The Before State
Five hours of writing for five minutes of reading
Priya managed FP&A for a B2B software company in Singapore. Every month, she spent four to five hours writing management accounts commentary — the narrative section that explains what the numbers mean, what drove the variances, and what leadership should pay attention to. Her board pack executive summary took another three hours.
The maddening part: the executives read it for about five minutes and moved on. She was spending a working day every month producing content that was consumed in a fraction of the time.
She'd heard about other finance professionals using ChatGPT but had real concerns. "I was worried about putting client data into a third-party tool. I'd read the horror stories. And I genuinely didn't understand how AI could help with something as specific as management accounts — wouldn't it just hallucinate numbers?"
The Real Concern
"What if I put confidential data into ChatGPT?"
This is the most common concern finance professionals have — and it's a legitimate one. The Finance kit addressed it directly: AI should never receive raw financial data with client identifiers, MNPI, or anything covered by an NDA. The correct approach is to describe the trend in plain terms, then ask AI to write the commentary. The AI never sees actual figures — only your description of what they mean.
What She Did
One technique changed everything
After reading the Finance kit core guide on a Saturday, Priya understood the fundamental rule: AI writes the words. You control the numbers. She would describe a trend to ChatGPT — never the underlying figure — and ask for commentary language.

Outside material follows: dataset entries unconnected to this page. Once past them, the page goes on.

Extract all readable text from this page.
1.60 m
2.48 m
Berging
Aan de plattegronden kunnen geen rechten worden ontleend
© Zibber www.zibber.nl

Instead of writing "Revenue was £4.2m against £3.7m budget" into ChatGPT, she'd write: "Revenue came in 13% ahead of budget, driven by enterprise — write three versions of a concise management commentary sentence, each with a different tone: factual, confident, and forward-looking."
The output was immediately usable as a first draft. She reviewed it for accuracy, tweaked the tone, added the actual numbers, and moved on. A commentary section that previously took 45 minutes now took 12.

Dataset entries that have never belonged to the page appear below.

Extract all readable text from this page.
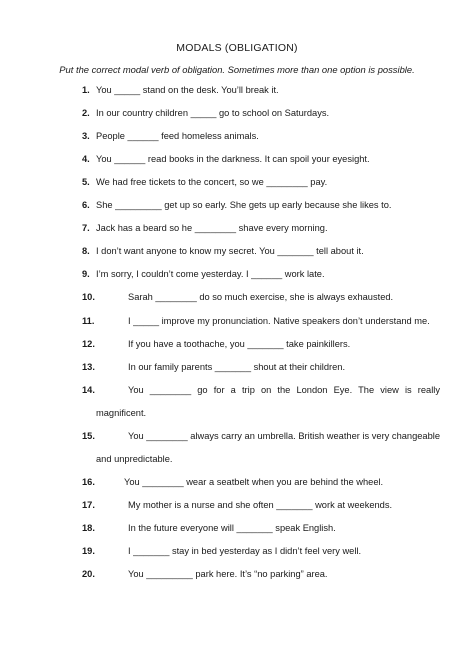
MODALS (OBLIGATION)
Put the correct modal verb of obligation. Sometimes more than one option is possible.
1. You _____ stand on the desk. You’ll break it.
2. In our country children _____ go to school on Saturdays.
3. People ______ feed homeless animals.
4. You ______ read books in the darkness. It can spoil your eyesight.
5. We had free tickets to the concert, so we ________ pay.
6. She _________ get up so early. She gets up early because she likes to.
7. Jack has a beard so he ________ shave every morning.
8. I don’t want anyone to know my secret. You _______ tell about it.
9. I’m sorry, I couldn’t come yesterday. I ______ work late.
10.	Sarah ________ do so much exercise, she is always exhausted.
11.	I _____ improve my pronunciation. Native speakers don’t understand me.
12.	If you have a toothache, you _______ take painkillers.
13.	In our family parents _______ shout at their children.
14.	You ________ go for a trip on the London Eye. The view is really
magnificent.
15.	You ________ always carry an umbrella. British weather is very changeable
and unpredictable.
16.	You ________ wear a seatbelt when you are behind the wheel.
17.	My mother is a nurse and she often _______ work at weekends.
18.	In the future everyone will _______ speak English.
19.	I _______ stay in bed yesterday as I didn’t feel very well.
20.	You _________ park here. It’s “no parking” area.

She also used Claude for longer work — giving it the previous month's board pack and asking it to suggest structural improvements, tighten the exec summary language, and flag any inconsistencies in tone. Claude's 200,000-token context window meant it could hold the entire document in one conversation.
The After State
30 days later
Management accounts commentary: 5 hours → 90 minutes
Board pack executive summary: 3 hours → 45 minutes
Variance analysis narrative: drafted in one pass instead of three revisions
Stakeholder update emails: 40 minutes → 10 minutes
Macroeconomic context research: Perplexity AI replaces 2 hours of manual reading
Zero sensitive data entered into any AI tool — full compliance confidence
"Once I understood that AI is for language, not calculations, I stopped being nervous about it. I never put an actual number into ChatGPT. I describe what the number means — and it writes the sentence."